Ryder and Bez briefly got back into the UK press’ good graces with Black Grape’s It’s Great When You’re Straight…Yeah, a deeply mid-’90s melange of alt-rap and spiritual mumbo jumbo whose title winks at sobriety (not sexuality), even though the collective’s drug regimen was only slightly less intense than the Mondays’. Over the past 30 years, it’s become clear that fame is their greatest addiction. Whether popping up on Shameless or Shaun Ryder on UFOs or I’m a Celebrity…South Africa, it’s been difficult to keep Ryder off television; I’d say his finest role came in Grand Theft Auto: San Andreas, where he voiced masturbation enthusiast Maccer, a washed-up, bucket-hatted leader of an “extremely baggy” band called the Gurning Chimps. Bez likewise never stopped moving, touring the reality show circuit to pay off tax debts and winning Celebrity Big Brother in 2005. In the time since, he’s been an anti-fracking advocate and an online fitness instructor; it’s unclear whether he actually learned to play the bongos for real.

Yet all of these non-musical ventures have likely done more to burnish Happy Mondays’ brand over the past 30 years as a spectacular rave’n’roll swindle. It’s why Pills manages to resonate not just with the laddish electro-rock bands that stuffed FIFA soundtracks in the 2000s, but the Tough Alliance and the Armed, subversive, high-concept projects that toy with perceptions of cultism and violence as much as they act upon them. Or basically any hardcore band that cares a lot about merch drops.
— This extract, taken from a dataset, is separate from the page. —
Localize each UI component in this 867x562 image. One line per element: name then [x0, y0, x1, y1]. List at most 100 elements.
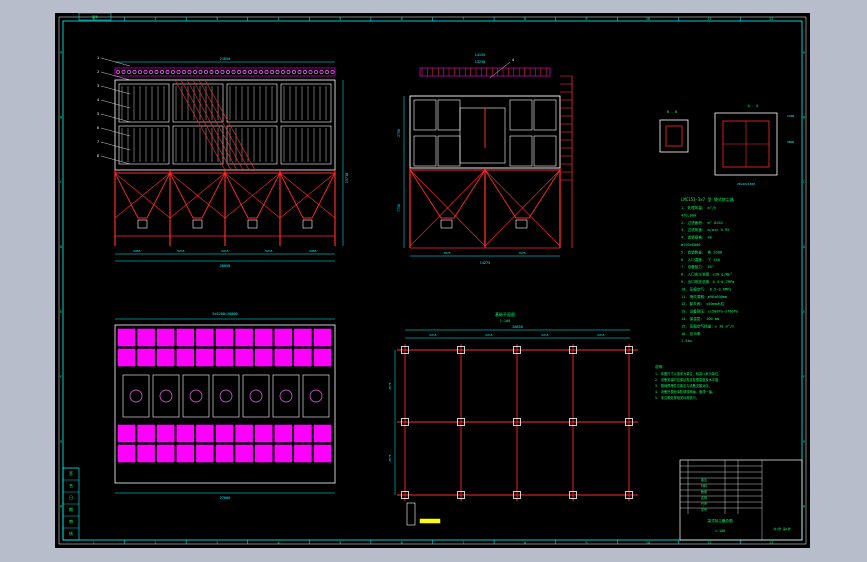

The band knew to end on a possibility—that the ’90s could have turned out much differently than they did. After years of trying to establish plausible deniability for Madchester as a scene and a sound, Pills ‘n’ Thrills and Bellyaches closes on a note of peace, happiness, and love with the fittingly titled “Harmony.” “What we need is a big, big cooking pot/Big enough to cook every wonderful, beautiful, trustworthy, lovely idea we’ve got,” Ryder sings over the “Sweet Jane” chord progression, reimagining the Mad Men finale if Don Draper found self-actualization in Ibiza. In 2023’s If We Burn: The Mass Protest Decade and the Missing Revolution, author Vincent Bevins surveyed the mass movements of the 2010s and found a common terminus point—the moment when the ultras arrive on the scene, either leftist punks or football fans who determine the ultimate course towards anarchy or tyranny. Pills ‘n’ Thrills and Bellyaches imagined a third way for Madchester, one that remains eternally alluring for any musical movement trying to balance drugs, thugs, and hugs, all raving under one roof.